Dalam posisi sujud, bacalah doa berikut satu kali:
سَجَدَ وَجْهِيَ لِلَّذِي خَلَقَهُ وَشَقَّ سَمْعَهُ وَبَصَرَهُ بِحَوْلِهِ وَقُوَّتِهِ تَبَارَكَ اللهُ أَحْسَنُ الْخَالِقِينَ
“Wajahku bersujud kepada Dzat yang menciptakannya, yang membuka pendengaran dan penglihatannya dengan kekuasaan-Nya. Maha Berkah Allah, sebaik-baik Pencipta.”
Doa ini menjadi bentuk ketundukan sekaligus pengakuan bahwa segala kemampuan manusia berasal dari Allah.
Membaca Al-Fatihah dan Doa Pengharapan
Setelah sujud, lanjutkan dengan membaca Surat Al-Fatihah sebanyak tujuh kali. Setiap selesai membaca Al-Fatihah, ucapkan doa singkat berikut satu kali:
بِجَاهِ سَيِّدِنَا مُحَمَّدٍ بِإِذْنِ اللهِ (Bijaahi sayyidina Muhammadin bi-idznillah).
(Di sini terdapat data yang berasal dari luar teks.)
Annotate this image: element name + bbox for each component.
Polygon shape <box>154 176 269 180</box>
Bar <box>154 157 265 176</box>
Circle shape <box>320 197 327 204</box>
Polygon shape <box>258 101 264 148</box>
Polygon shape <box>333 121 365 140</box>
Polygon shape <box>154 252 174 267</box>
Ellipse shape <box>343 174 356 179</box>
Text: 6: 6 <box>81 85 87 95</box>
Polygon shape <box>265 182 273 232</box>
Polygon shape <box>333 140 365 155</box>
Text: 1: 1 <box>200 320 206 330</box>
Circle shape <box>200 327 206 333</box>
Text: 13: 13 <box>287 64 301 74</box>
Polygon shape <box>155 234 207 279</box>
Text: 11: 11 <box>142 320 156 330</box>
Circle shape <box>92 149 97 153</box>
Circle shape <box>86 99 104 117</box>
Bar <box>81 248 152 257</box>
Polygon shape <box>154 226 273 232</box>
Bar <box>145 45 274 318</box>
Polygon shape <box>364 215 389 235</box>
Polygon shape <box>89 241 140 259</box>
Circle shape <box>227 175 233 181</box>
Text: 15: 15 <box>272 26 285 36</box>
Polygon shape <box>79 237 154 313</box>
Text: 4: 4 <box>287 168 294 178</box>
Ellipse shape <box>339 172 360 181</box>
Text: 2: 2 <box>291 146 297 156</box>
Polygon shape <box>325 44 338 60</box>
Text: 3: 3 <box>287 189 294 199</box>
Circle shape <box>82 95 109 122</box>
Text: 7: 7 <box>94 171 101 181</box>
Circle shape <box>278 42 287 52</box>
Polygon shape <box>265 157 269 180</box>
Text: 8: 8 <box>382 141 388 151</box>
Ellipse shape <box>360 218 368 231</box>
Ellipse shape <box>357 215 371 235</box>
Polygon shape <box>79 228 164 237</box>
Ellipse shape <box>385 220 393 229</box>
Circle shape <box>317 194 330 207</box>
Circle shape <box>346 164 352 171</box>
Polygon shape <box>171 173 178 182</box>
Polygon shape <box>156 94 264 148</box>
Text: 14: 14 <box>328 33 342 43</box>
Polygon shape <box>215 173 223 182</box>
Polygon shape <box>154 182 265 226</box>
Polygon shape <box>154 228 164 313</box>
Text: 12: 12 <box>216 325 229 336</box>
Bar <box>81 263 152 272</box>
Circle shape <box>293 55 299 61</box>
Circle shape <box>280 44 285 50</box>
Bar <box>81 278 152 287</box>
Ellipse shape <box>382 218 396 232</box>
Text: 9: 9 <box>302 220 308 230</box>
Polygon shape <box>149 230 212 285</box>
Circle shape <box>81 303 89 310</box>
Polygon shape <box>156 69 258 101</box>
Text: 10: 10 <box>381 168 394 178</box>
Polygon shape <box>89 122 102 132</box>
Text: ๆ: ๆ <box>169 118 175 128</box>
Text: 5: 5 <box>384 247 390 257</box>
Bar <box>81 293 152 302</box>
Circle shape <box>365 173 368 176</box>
Pada saat membaca doa tersebut, hadirkan dalam hati permohonan agar diberi kesempatan segera menunaikan ibadah haji.
Setelah itu, berdirilah dengan penuh harap, angkat kedua tangan, lalu bacalah dua kalimat syahadat sebanyak tiga kali.
Momentum ini menjadi saat terbaik untuk memohon kepada Allah agar dimudahkan segala jalan menuju Tanah Suci.
Mengulang Amalan ke Empat Arah Mata Angin
Amalan tidak berhenti sampai di situ. Setelah selesai menghadap kiblat, ulangi rangkaian sujud, bacaan Al-Fatihah, doa, dan syahadat dengan menghadap ke arah selatan, timur, dan utara.
Pengulangan ini melambangkan kesungguhan doa yang dipanjatkan dari segala arah.
Amalan ini mengajarkan bahwa harapan menuju Baitullah tidak hanya ditempuh melalui usaha materi, tetapi juga melalui doa yang konsisten.
Ketekunan menjalankan amalan setiap hari diharapkan menumbuhkan keyakinan bahwa panggilan haji akan datang pada waktu terbaik menurut Allah SWT.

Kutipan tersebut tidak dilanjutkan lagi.